Saturday, November 10, 2012

Mom (Kat)


Mom,

                I guess I’ll write you a letter instead of telling you. To “clear the air” as people would call it; I’m hesitant in telling you anything because of how you’ve responded in the past—and your pregnancy hormones would only make it worse (I think).
                Yes, I know that you love me and you won’t stop. Ever since you’ve moved off the ranch, it’s been different. You’re no longer greeting me a good morning or having my favorite breakfast waiting for me when I leave for school… I guess Aunt Sam’s been there, caring for me (don’t get angry at her).
                I don’t trust Loki. Period. I know that you love him and that you’re carrying his child now—but that doesn’t mean that I have to like him.

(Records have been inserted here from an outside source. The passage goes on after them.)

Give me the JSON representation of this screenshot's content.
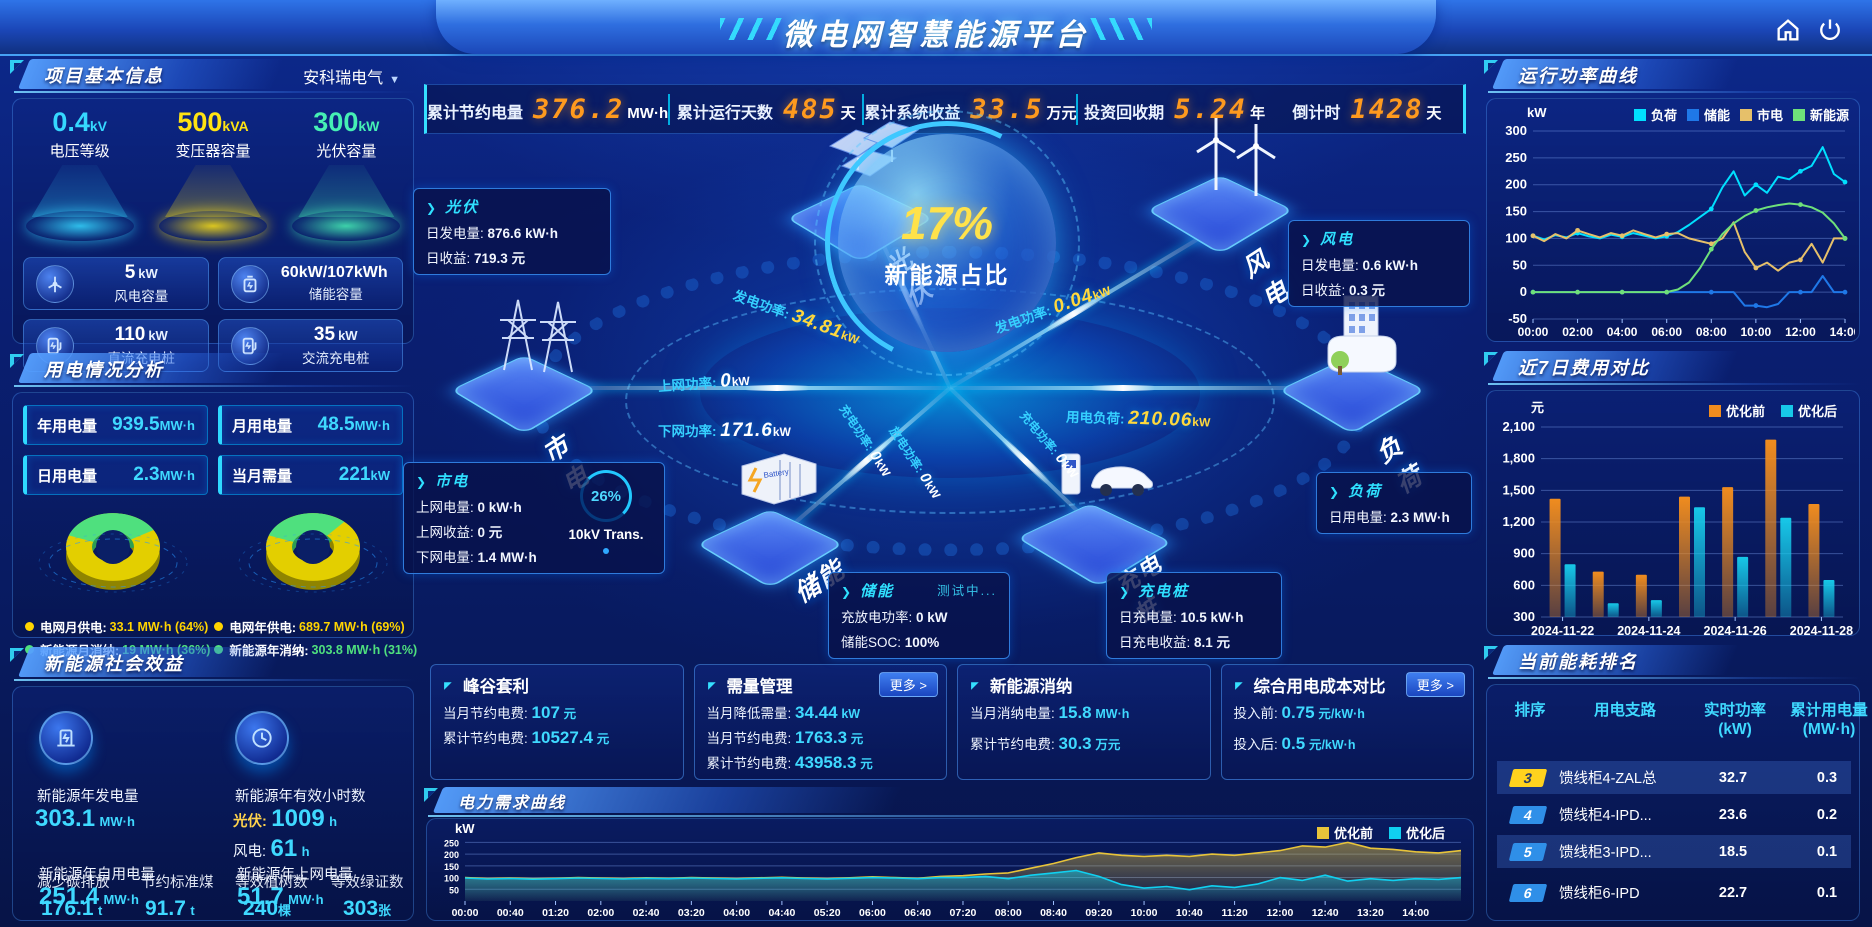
{
  "header": {
    "title": "微电网智慧能源平台"
  },
  "stats_bar": {
    "items": [
      {
        "label": "累计节约电量",
        "value": "376.2",
        "unit": "MW·h"
      },
      {
        "label": "累计运行天数",
        "value": "485",
        "unit": "天"
      },
      {
        "label": "累计系统收益",
        "value": "33.5",
        "unit": "万元"
      },
      {
        "label": "投资回收期",
        "value": "5.24",
        "unit": "年"
      },
      {
        "label": "倒计时",
        "value": "1428",
        "unit": "天"
      }
    ]
  },
  "project_info": {
    "title": "项目基本信息",
    "company": "安科瑞电气",
    "spotlights": [
      {
        "value": "0.4",
        "unit": "kV",
        "label": "电压等级",
        "color": "#35d8ff"
      },
      {
        "value": "500",
        "unit": "kVA",
        "label": "变压器容量",
        "color": "#ffe312"
      },
      {
        "value": "300",
        "unit": "kW",
        "label": "光伏容量",
        "color": "#46f0b4"
      }
    ],
    "cards": [
      {
        "icon": "wind-turbine-icon",
        "value": "5",
        "unit": "kW",
        "label": "风电容量"
      },
      {
        "icon": "battery-icon",
        "value": "60kW/107kWh",
        "unit": "",
        "label": "储能容量"
      },
      {
        "icon": "dc-charger-icon",
        "value": "110",
        "unit": "kW",
        "label": "直流充电桩"
      },
      {
        "icon": "ac-charger-icon",
        "value": "35",
        "unit": "kW",
        "label": "交流充电桩"
      }
    ]
  },
  "power_analysis": {
    "title": "用电情况分析",
    "chips": [
      {
        "label": "年用电量",
        "value": "939.5",
        "unit": "MW·h"
      },
      {
        "label": "月用电量",
        "value": "48.5",
        "unit": "MW·h"
      },
      {
        "label": "日用电量",
        "value": "2.3",
        "unit": "MW·h"
      },
      {
        "label": "当月需量",
        "value": "221",
        "unit": "kW"
      }
    ],
    "donuts": [
      {
        "grid_pct": 64,
        "renew_pct": 36,
        "legend": [
          {
            "label": "电网月供电:",
            "value": "33.1 MW·h (64%)",
            "color": "#ffd400"
          },
          {
            "label": "新能源月消纳:",
            "value": "19 MW·h (36%)",
            "color": "#4fe07e"
          }
        ]
      },
      {
        "grid_pct": 69,
        "renew_pct": 31,
        "legend": [
          {
            "label": "电网年供电:",
            "value": "689.7 MW·h (69%)",
            "color": "#ffd400"
          },
          {
            "label": "新能源年消纳:",
            "value": "303.8 MW·h (31%)",
            "color": "#4fe07e"
          }
        ]
      }
    ]
  },
  "social": {
    "title": "新能源社会效益",
    "gen": {
      "label": "新能源年发电量",
      "value": "303.1",
      "unit": "MW·h"
    },
    "hours": {
      "label": "新能源年有效小时数",
      "pv_label": "光伏:",
      "pv_value": "1009",
      "pv_unit": "h",
      "wind_label": "风电:",
      "wind_value": "61",
      "wind_unit": "h"
    },
    "self_use": {
      "label": "新能源年自用电量",
      "value": "251.4",
      "unit": "MW·h"
    },
    "co2": {
      "label": "减少碳排放",
      "value": "176.1",
      "unit": "t"
    },
    "coal": {
      "label": "节约标准煤",
      "value": "91.7",
      "unit": "t"
    },
    "to_grid": {
      "label": "新能源年上网电量",
      "value": "51.7",
      "unit": "MW·h"
    },
    "trees": {
      "label": "等效植树数",
      "value": "240",
      "unit": "棵"
    },
    "certs": {
      "label": "等效绿证数",
      "value": "303",
      "unit": "张"
    }
  },
  "diagram": {
    "center": {
      "pct": "17%",
      "label": "新能源占比"
    },
    "nodes": {
      "pv": "光伏",
      "wind": "风电",
      "grid": "市电",
      "storage": "储能",
      "charger": "充电桩",
      "load": "负荷"
    },
    "boxes": {
      "pv": {
        "title": "光伏",
        "rows": [
          {
            "k": "日发电量:",
            "v": "876.6 kW·h"
          },
          {
            "k": "日收益:",
            "v": "719.3 元"
          }
        ]
      },
      "wind": {
        "title": "风电",
        "rows": [
          {
            "k": "日发电量:",
            "v": "0.6 kW·h"
          },
          {
            "k": "日收益:",
            "v": "0.3 元"
          }
        ]
      },
      "grid": {
        "title": "市电",
        "rows": [
          {
            "k": "上网电量:",
            "v": "0 kW·h"
          },
          {
            "k": "上网收益:",
            "v": "0 元"
          },
          {
            "k": "下网电量:",
            "v": "1.4 MW·h"
          }
        ],
        "transformer": {
          "pct": "26%",
          "name": "10kV Trans."
        }
      },
      "storage": {
        "title": "储能",
        "status": "测试中...",
        "rows": [
          {
            "k": "充放电功率:",
            "v": "0 kW"
          },
          {
            "k": "储能SOC:",
            "v": "100%"
          }
        ]
      },
      "charger": {
        "title": "充电桩",
        "rows": [
          {
            "k": "日充电量:",
            "v": "10.5 kW·h"
          },
          {
            "k": "日充电收益:",
            "v": "8.1 元"
          }
        ]
      },
      "load": {
        "title": "负荷",
        "rows": [
          {
            "k": "日用电量:",
            "v": "2.3 MW·h"
          }
        ]
      }
    },
    "flows": [
      {
        "label": "发电功率:",
        "value": "34.81",
        "unit": "kW",
        "color": "#ffd83d"
      },
      {
        "label": "上网功率:",
        "value": "0",
        "unit": "kW",
        "color": "#ffffff"
      },
      {
        "label": "下网功率:",
        "value": "171.6",
        "unit": "kW",
        "color": "#ffffff"
      },
      {
        "label": "发电功率:",
        "value": "0.04",
        "unit": "kW",
        "color": "#ffd83d"
      },
      {
        "label": "用电负荷:",
        "value": "210.06",
        "unit": "kW",
        "color": "#ffd83d"
      },
      {
        "label": "充电功率:",
        "value": "0",
        "unit": "kW",
        "color": "#ffffff"
      },
      {
        "label": "放电功率:",
        "value": "0",
        "unit": "kW",
        "color": "#ffffff"
      },
      {
        "label": "充电功率:",
        "value": "0",
        "unit": "kW",
        "color": "#ffffff"
      }
    ]
  },
  "strategies": [
    {
      "title": "峰谷套利",
      "rows": [
        {
          "k": "当月节约电费:",
          "v": "107",
          "u": "元"
        },
        {
          "k": "累计节约电费:",
          "v": "10527.4",
          "u": "元"
        }
      ]
    },
    {
      "title": "需量管理",
      "more": "更多 >",
      "rows": [
        {
          "k": "当月降低需量:",
          "v": "34.44",
          "u": "kW"
        },
        {
          "k": "当月节约电费:",
          "v": "1763.3",
          "u": "元"
        },
        {
          "k": "累计节约电费:",
          "v": "43958.3",
          "u": "元"
        }
      ]
    },
    {
      "title": "新能源消纳",
      "rows": [
        {
          "k": "当月消纳电量:",
          "v": "15.8",
          "u": "MW·h"
        },
        {
          "k": "累计节约电费:",
          "v": "30.3",
          "u": "万元"
        }
      ]
    },
    {
      "title": "综合用电成本对比",
      "more": "更多 >",
      "rows": [
        {
          "k": "投入前:",
          "v": "0.75",
          "u": "元/kW·h"
        },
        {
          "k": "投入后:",
          "v": "0.5",
          "u": "元/kW·h"
        }
      ]
    }
  ],
  "panels": {
    "demand": "电力需求曲线",
    "power_curve": "运行功率曲线",
    "cost": "近7日费用对比",
    "ranking": "当前能耗排名"
  },
  "ranking": {
    "headers": [
      {
        "l1": "排序",
        "l2": ""
      },
      {
        "l1": "用电支路",
        "l2": ""
      },
      {
        "l1": "实时功率",
        "l2": "(kW)"
      },
      {
        "l1": "累计用电量",
        "l2": "(MW·h)"
      }
    ],
    "rows": [
      {
        "rank": "3",
        "badge_bg": "#ffd21e",
        "badge_fg": "#273a66",
        "branch": "馈线柜4-ZAL总",
        "power": "32.7",
        "energy": "0.3"
      },
      {
        "rank": "4",
        "badge_bg": "#2f8fe8",
        "badge_fg": "#ffffff",
        "branch": "馈线柜4-IPD...",
        "power": "23.6",
        "energy": "0.2"
      },
      {
        "rank": "5",
        "badge_bg": "#2f8fe8",
        "badge_fg": "#ffffff",
        "branch": "馈线柜3-IPD...",
        "power": "18.5",
        "energy": "0.1"
      },
      {
        "rank": "6",
        "badge_bg": "#2f8fe8",
        "badge_fg": "#ffffff",
        "branch": "馈线柜6-IPD",
        "power": "22.7",
        "energy": "0.1"
      }
    ]
  },
  "chart_data": [
    {
      "id": "power-curve",
      "type": "line",
      "title": "运行功率曲线",
      "ylabel": "kW",
      "ylim": [
        -50,
        300
      ],
      "yticks": [
        -50,
        0,
        50,
        100,
        150,
        200,
        250,
        300
      ],
      "x_labels": [
        "00:00",
        "02:00",
        "04:00",
        "06:00",
        "08:00",
        "10:00",
        "12:00",
        "14:00"
      ],
      "x_label_end_frac": 1,
      "legend_position": "top",
      "grid": true,
      "series": [
        {
          "name": "负荷",
          "color": "#00e0ff",
          "values": [
            105,
            98,
            106,
            102,
            110,
            104,
            100,
            107,
            103,
            110,
            105,
            100,
            104,
            112,
            125,
            140,
            155,
            195,
            225,
            180,
            200,
            185,
            215,
            210,
            225,
            235,
            270,
            220,
            205
          ]
        },
        {
          "name": "储能",
          "color": "#1f78e8",
          "values": [
            0,
            0,
            0,
            0,
            0,
            0,
            0,
            0,
            0,
            0,
            0,
            0,
            0,
            0,
            0,
            0,
            0,
            0,
            0,
            -25,
            -25,
            -28,
            -22,
            0,
            0,
            0,
            30,
            0,
            0
          ]
        },
        {
          "name": "市电",
          "color": "#e6c06a",
          "values": [
            105,
            95,
            108,
            100,
            115,
            108,
            102,
            110,
            105,
            115,
            108,
            102,
            108,
            110,
            100,
            95,
            90,
            100,
            130,
            75,
            45,
            55,
            40,
            55,
            60,
            90,
            55,
            100,
            100
          ]
        },
        {
          "name": "新能源",
          "color": "#6ee07a",
          "values": [
            0,
            0,
            0,
            0,
            0,
            0,
            0,
            0,
            0,
            0,
            0,
            0,
            0,
            5,
            18,
            45,
            80,
            108,
            128,
            142,
            152,
            158,
            162,
            165,
            163,
            158,
            148,
            128,
            100
          ]
        }
      ]
    },
    {
      "id": "cost-compare",
      "type": "bar",
      "title": "近7日费用对比",
      "ylabel": "元",
      "ylim": [
        300,
        2100
      ],
      "yticks": [
        300,
        600,
        900,
        1200,
        1500,
        1800,
        2100
      ],
      "categories": [
        "2024-11-22",
        "2024-11-23",
        "2024-11-24",
        "2024-11-25",
        "2024-11-26",
        "2024-11-27",
        "2024-11-28"
      ],
      "x_tick_labels": [
        "2024-11-22",
        "2024-11-24",
        "2024-11-26",
        "2024-11-28"
      ],
      "legend_position": "top",
      "grid": true,
      "series": [
        {
          "name": "优化前",
          "color": "#f08c1e",
          "values": [
            1420,
            730,
            700,
            1440,
            1530,
            1980,
            1370
          ]
        },
        {
          "name": "优化后",
          "color": "#17c8e8",
          "values": [
            800,
            430,
            460,
            1340,
            870,
            1240,
            650
          ]
        }
      ]
    },
    {
      "id": "demand-curve",
      "type": "line",
      "title": "电力需求曲线",
      "ylabel": "kW",
      "ylim": [
        0,
        290
      ],
      "yticks": [
        50,
        100,
        150,
        200,
        250
      ],
      "x_labels": [
        "00:00",
        "00:40",
        "01:20",
        "02:00",
        "02:40",
        "03:20",
        "04:00",
        "04:40",
        "05:20",
        "06:00",
        "06:40",
        "07:20",
        "08:00",
        "08:40",
        "09:20",
        "10:00",
        "10:40",
        "11:20",
        "12:00",
        "12:40",
        "13:20",
        "14:00"
      ],
      "x_label_end_frac": 0.9545,
      "legend_position": "top-right",
      "grid": true,
      "area": true,
      "series": [
        {
          "name": "优化前",
          "color": "#e8c43a",
          "values": [
            100,
            96,
            98,
            95,
            97,
            100,
            98,
            96,
            99,
            97,
            100,
            98,
            96,
            99,
            101,
            98,
            96,
            99,
            103,
            100,
            97,
            105,
            108,
            115,
            120,
            140,
            160,
            185,
            205,
            195,
            190,
            195,
            190,
            200,
            195,
            205,
            215,
            235,
            230,
            250,
            225,
            220,
            210,
            205,
            215
          ]
        },
        {
          "name": "优化后",
          "color": "#10d0f0",
          "values": [
            98,
            94,
            96,
            93,
            95,
            98,
            96,
            94,
            97,
            95,
            98,
            96,
            94,
            97,
            99,
            96,
            94,
            97,
            100,
            98,
            95,
            100,
            100,
            105,
            95,
            110,
            120,
            130,
            105,
            70,
            55,
            62,
            48,
            65,
            58,
            72,
            100,
            88,
            110,
            85,
            95,
            88,
            95,
            92,
            100
          ]
        }
      ]
    }
  ]
}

Congratulations to Oscar for liking and trusting him.
                Maybe it’s the rape that did all this too me. It’s nobody’s fault but my own. I hate having you spend your money on stupid ol’ me when it could be used for something more important—something better. I’m still too skinny, but I don’t look like pure skin and bones. I can fit into sizes 6-10, extra small-medium (I can fit into larger shirts…).
                Do I hate you? No, I don’t. You gave me life… I just wish that you were around more. I can’t talk to you about…girly things. Why? Because you’re my mother… I’m not complaining. I just…kinda miss you.
                Tell Amber and Toby that Barney and I say hello. School is fine.